When I first got to Spain, the word I used the most to describe my time was uncomfortable. I was uncomfortable with having a roommate I barely knew, a woman who spoke only Spanish washing my clothes every week, walking 45 minutes to school every day, and learning how to survive and thrive in a culture that I previously had no knowledge of. Every day was a new uncomfortable situation: ordering food, shopping for clothes, not studying in my bedroom, even sweating so much my shirts would forever have stains on them. But after being halfway through the semester, I wouldn’t trade those moments for the world.
One moment that was so uncomfortable, I cringe a tiny bit just thinking about it, was a lunch I had with the church I attend in Triana (a suburb in Seville). Think a potluck but way smaller and more of the Spaniard way. So, after a 2-hour service (very typical in Spanish culture) we had a three-hour lunch including foods of all kinds. Half of the food served was brand new for me, and much of the people there spoke very Andalusian Spanish (strong accents and fast). I was so uncomfortable with all the people asking me questions, asking me if I wanted more of 20+ kinds of food, and abuelas yelling from across the room for me to come and eat with them. For three hours I sat, talked, ate, and enjoyed the uncomfortable moments. I realized during that time that I was embracing the Spanish culture, the life of a Spaniard. In Spain, when you eat, it’s a time to enjoy each other’s company and that was exactly what I was doing.
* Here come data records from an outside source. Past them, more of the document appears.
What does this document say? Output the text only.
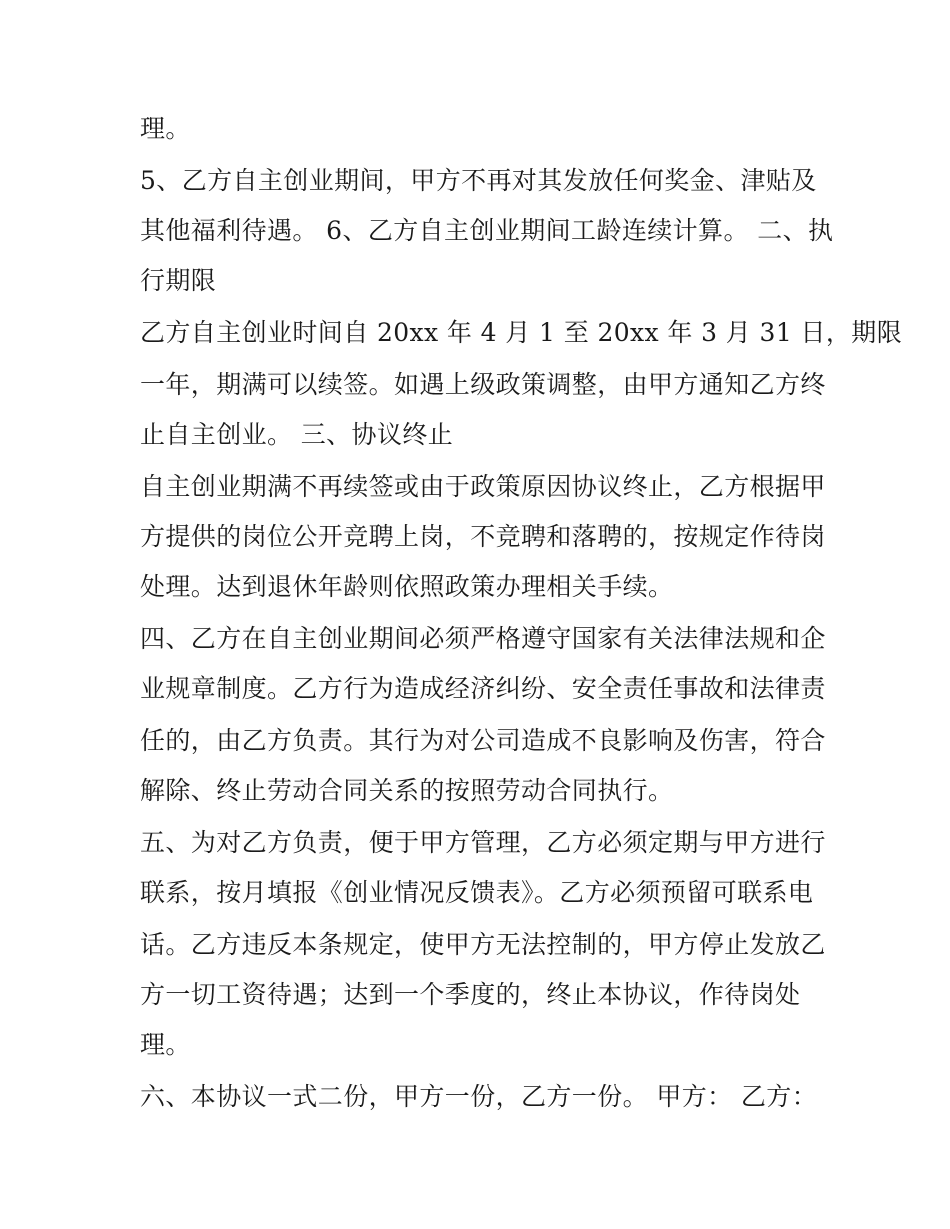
理。
5、乙方自主创业期间，甲方不再对其发放任何奖金、津贴及
其他福利待遇。 6、乙方自主创业期间工龄连续计算。 二、执
行期限
乙方自主创业时间自 20xx 年 4 月 1 至 20xx 年 3 月 31 日，期限
一年，期满可以续签。如遇上级政策调整，由甲方通知乙方终
止自主创业。 三、协议终止
自主创业期满不再续签或由于政策原因协议终止，乙方根据甲
方提供的岗位公开竞聘上岗，不竞聘和落聘的，按规定作待岗
处理。达到退休年龄则依照政策办理相关手续。
四、乙方在自主创业期间必须严格遵守国家有关法律法规和企
业规章制度。乙方行为造成经济纠纷、安全责任事故和法律责
任的，由乙方负责。其行为对公司造成不良影响及伤害，符合
解除、终止劳动合同关系的按照劳动合同执行。
五、为对乙方负责，便于甲方管理，乙方必须定期与甲方进行
联系，按月填报《创业情况反馈表》。乙方必须预留可联系电
话。乙方违反本条规定，使甲方无法控制的，甲方停止发放乙
方一切工资待遇；达到一个季度的，终止本协议，作待岗处
理。
六、本协议一式二份，甲方一份，乙方一份。 甲方： 乙方：
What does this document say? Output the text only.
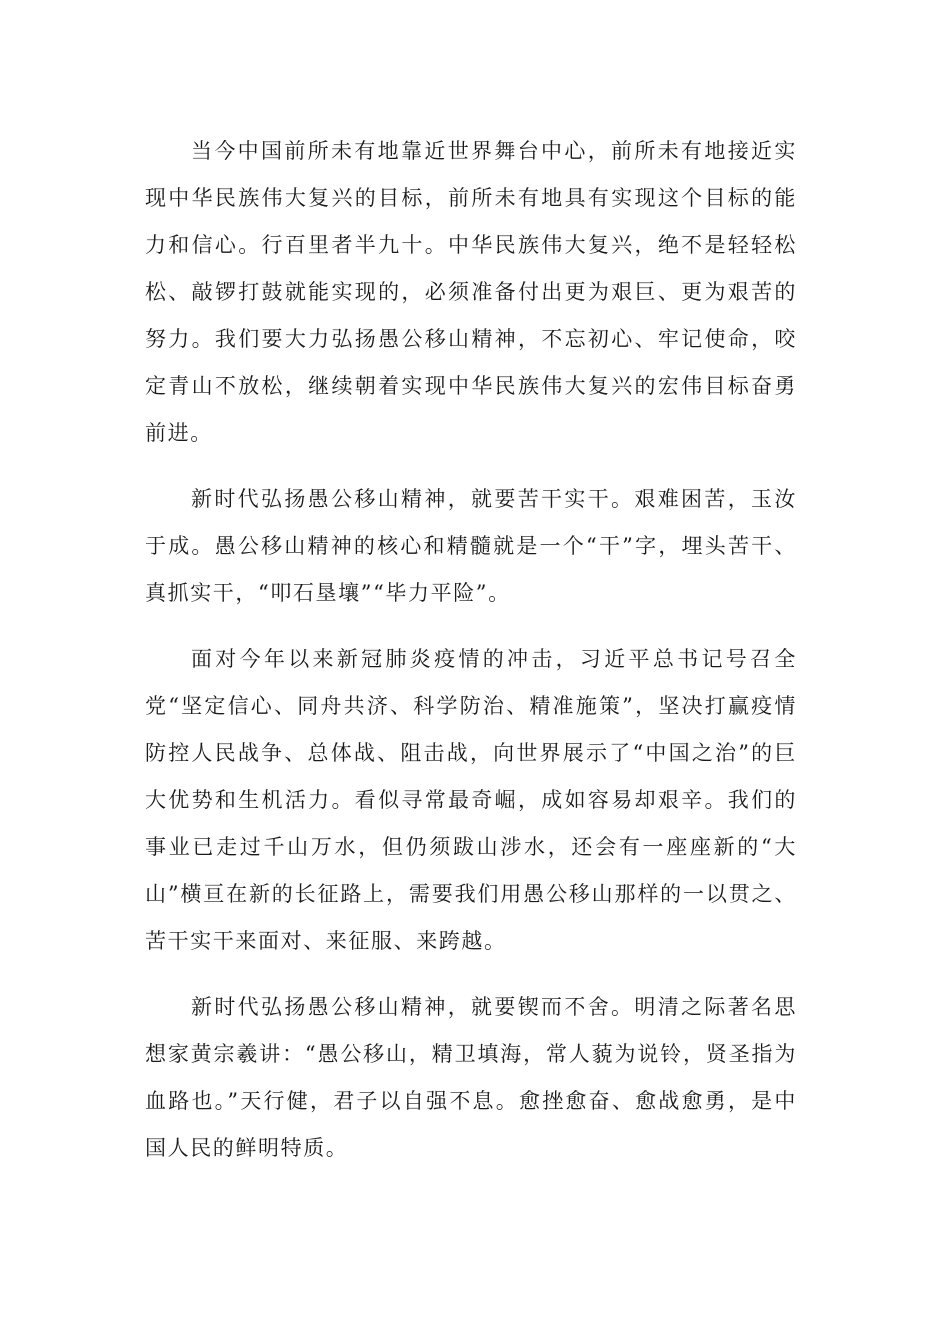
当今中国前所未有地靠近世界舞台中心，前所未有地接近实现中华民族伟大复兴的目标，前所未有地具有实现这个目标的能力和信心。行百里者半九十。中华民族伟大复兴，绝不是轻轻松松、敲锣打鼓就能实现的，必须准备付出更为艰巨、更为艰苦的努力。我们要大力弘扬愚公移山精神，不忘初心、牢记使命，咬定青山不放松，继续朝着实现中华民族伟大复兴的宏伟目标奋勇前进。

新时代弘扬愚公移山精神，就要苦干实干。艰难困苦，玉汝于成。愚公移山精神的核心和精髓就是一个“干”字，埋头苦干、真抓实干，“叩石垦壤”“毕力平险”。

面对今年以来新冠肺炎疫情的冲击，习近平总书记号召全党“坚定信心、同舟共济、科学防治、精准施策”，坚决打赢疫情防控人民战争、总体战、阻击战，向世界展示了“中国之治”的巨大优势和生机活力。看似寻常最奇崛，成如容易却艰辛。我们的事业已走过千山万水，但仍须跋山涉水，还会有一座座新的“大山”横亘在新的长征路上，需要我们用愚公移山那样的一以贯之、苦干实干来面对、来征服、来跨越。

新时代弘扬愚公移山精神，就要锲而不舍。明清之际著名思想家黄宗羲讲：“愚公移山，精卫填海，常人藐为说铃，贤圣指为血路也。”天行健，君子以自强不息。愈挫愈奋、愈战愈勇，是中国人民的鲜明特质。
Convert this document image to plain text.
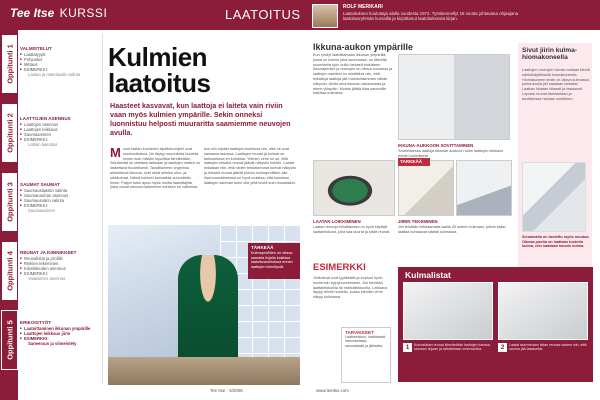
Tee Itse KURSSI	LAATOITUS	ROLF MERIKARI
Laatoituksen kouluttaja alalla vuodesta 1972. Työskennellyt 18 vuotta johtavana ohjaajana laatoitusryhmän kurssilla ja kirjoittanut laatoituksesta kirjan.
Oppitunti 1
Oppitunti 2
Oppitunti 3
Oppitunti 4
Oppitunti 5
VALMISTELUT
■ Laattatyypit
■ Pohjustus
■ Mittaus
■ ESIMERKKI:
Laatan ja materiaalin valinta
LAATTOJEN ASENNUS
■ Laattojen asennus
■ Laattojen leikkaus
■ Saumaaminen
■ ESIMERKKI:
Lattian laatoitus
SAUMAT SAUMAT
■ Saumauslaastin valinta
■ Saumanauhan asennus
■ Saumausvärin valinta
■ ESIMERKKI:
Saumaaminen
REUNAT JA KIINNIKKEET
■ Reunalistat ja profiilit
■ Reikien tekeminen
■ Kiinnikkeiden asennus
■ ESIMERKKI:
Valaisimen asennus
ERIKOISTYÖT
■ Laatoittaminen ikkunan ympärille
■ Laattojen leikkaus jiirin
■ ESIMERKKI:
Saneeraus ja viimeistely
Kulmien laatoitus
Haasteet kasvavat, kun laattoja ei laiteta vain riviin vaan myös kulmien ympärille. Sekin onneksi luonnistuu helposti muuraritta saamiemme neuvojen avulla.
Monet laatan kuvioiden sijoitteluohjeet ovat monimutkaisia. Ne täytyy suunnitella huolella ennen kuin mitään lopullista kiinnitetään. Seinämitat on otettava tarkkaan ja laattojen määrä on laskettava huolellisesti. Tavallisimmin ongelmia aiheuttavat ikkunat, ovet sekä seinien ulko- ja sisäkulmat. Nämä kohteet kannattaa suunnitella ensin. Paljon tulee apua myös muilta laatoittajilta, jotka voivat neuvoa tarkemmin kohteen eri vaiheista.
kun niin sijoitet laattojen kulmissa niin, että ne ovat samassa tasossa. Laattojen reunat ja kulmat on tarkistettava eri kohdista. Yleinen virhe on se, että laattojen leikatut reunat jäävät näkyviin kohtiin. Laatat leikataan niin, että niiden tehdasreunat tulevat näkyviin ja leikatut reunat jäävät piiloon kulmaprofiilien alle. Asennusvaiheessa on hyvä muistaa, että kulmissa laattojen sauman tulee olla yhtä leveä kuin muuallakin.
TÄRKEÄÄ

Kulmaprofiilien on oltava samalla linjalla kaikissa laatoituskohteissa ennen laattojen kiinnitystä.

Ikkuna-aukon ympärille
Kun ryhdyt laatoittamaan ikkunan ympärillä, jossa on kulmia joka suunnassa, on tärkeää suunnitella työn kulku tarkasti etukäteen. Ikkunapenkin ja reunojen on oltava suorassa ja laattojen asettelu on mietittävä niin, että leikattuja laattoja jää mahdollisimman vähän näkyviin. Aloita aina ikkunan alareunasta ja etene ylöspäin. Muista jättää tilaa saumoille kaikissa kulmissa.
IKKUNA-AUKKOON SOVITTAMINEN
Sovitettaessa laattoja ikkunan aukkoon tulee laattojen leikkaus tehdä huolellisesti.
LAATAN LOIKKIMINEN
Laatan reunoja leikattaessa on hyvä käyttää laattaleikkuria, jolla saa suorat ja siistit reunat.
TARKEÄÄ
JIIRIN TEKEMINEN
Jiiri tehdään leikkaamalla laatta 45 asteen kulmaan, jolloin kaksi laattaa kohtaavat siististi kulmassa.
ESIMERKKI
Jiirikulmat ovat tyylikkäitä ja sopivat hyvin moderniin kylpyhuoneeseen. Jiiri tehdään laattaleikkurilla tai märkäleikkurilla. Leikkaus täytyy tehdä huolella, koska pienikin virhe näkyy kulmassa.
TARVIKKEET

Laattaleikkuri, laattalaasti, hammaslasta, saumalaasti ja jiirilaatta.

Sivut jiirin kulma-hiomakoneella
Laattojen reunojen hionta voidaan tehdä sähkökäyttöisellä hiomakoneella. Hiomakoneen terän on oltava kulmassa, jonka avulla jiiri saadaan tarkaksi. Laattaa hiotaan hitaasti ja tasaisesti. Lopuksi reunat tarkistetaan ja tarvittaessa hiotaan uudelleen.
Sivuamalla on tuotettu myös muotoa. Oikeaa puolta on laattaan tuotettu kulma, niin saadaan kaunis kulma.
Kulmalistat
1	Kulmalistan reunat kiinnitetään laattojen kanssa samaan linjaan ja tarkistetaan vesivaa'alla.	2	Laatat asennetaan listan reunaa vasten niin, että sauma jää tasaiseksi.
80	Tee Itse · 5/2005	www.teeitse.com
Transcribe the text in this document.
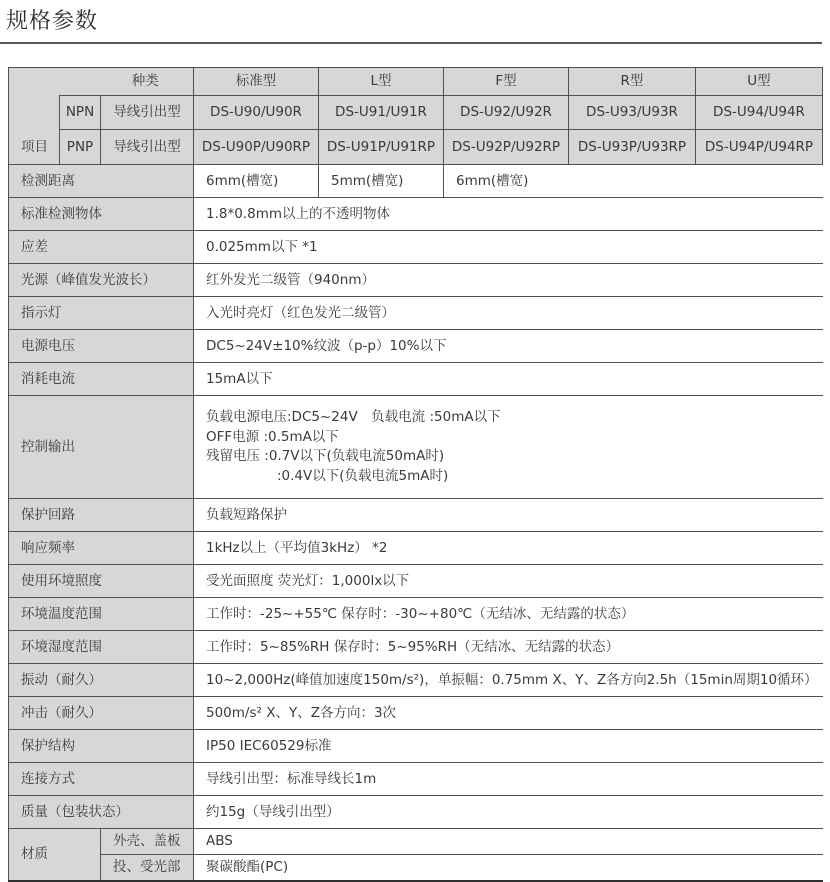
规格参数
	种类		标准型	L型	F型	R型	U型
	NPN	导线引出型	DS-U90/U90R	DS-U91/U91R	DS-U92/U92R	DS-U93/U93R	DS-U94/U94R
项目	PNP	导线引出型	DS-U90P/U90RP	DS-U91P/U91RP	DS-U92P/U92RP	DS-U93P/U93RP	DS-U94P/U94RP
检测距离			6mm(槽宽)	5mm(槽宽)	6mm(槽宽)		
标准检测物体			1.8*0.8mm以上的不透明物体				
应差			0.025mm以下 *1				
光源（峰值发光波长）			红外发光二级管（940nm）				
指示灯			入光时亮灯（红色发光二级管）				
电源电压			DC5~24V±10%纹波（p-p）10%以下				
消耗电流			15mA以下				
控制输出			负载电源电压:DC5~24V　负载电流 :50mA以下
OFF电源 :0.5mA以下
残留电压 :0.7V以下(负载电流50mA时)
:0.4V以下(负载电流5mA时)				

保护回路			负载短路保护				
响应频率			1kHz以上（平均值3kHz） *2				
使用环境照度			受光面照度 荧光灯：1,000lx以下				
环境温度范围			工作时：-25~+55℃ 保存时：-30~+80℃（无结冰、无结露的状态）				
环境湿度范围			工作时：5~85%RH 保存时：5~95%RH（无结冰、无结露的状态）				
振动（耐久）			10~2,000Hz(峰值加速度150m/s²)，单振幅：0.75mm X、Y、Z各方向2.5h（15min周期10循环）				
冲击（耐久）			500m/s² X、Y、Z各方向：3次				
保护结构			IP50 IEC60529标准				
连接方式			导线引出型：标准导线长1m				
质量（包装状态）			约15g（导线引出型）				
材质		外壳、盖板	ABS				
		投、受光部	聚碳酸酯(PC)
Un-comfortability is one of the most wonderful opportunities to try something new. Yes, maybe you’ll mess up, use para instead of por, or make a fool for yourself because you are not eating something correctly, but that’s the beauty of it, no one is perfect, or even close to it, so why try to be perfect? Most people say they either enjoy being in their comfort zone or enjoy getting out of it, but I have yet to hear from someone who said they regretted getting out of their comfort zone. Thinking about my decision to study abroad, it was like I was stepping out of my comfort zone and jumping onto a moving train. Every day you’re challenged with something new, and you have to take those things and embrace them. Because why stay in your box of comfort when you can go enjoy the beautiful city of Seville right outside your door?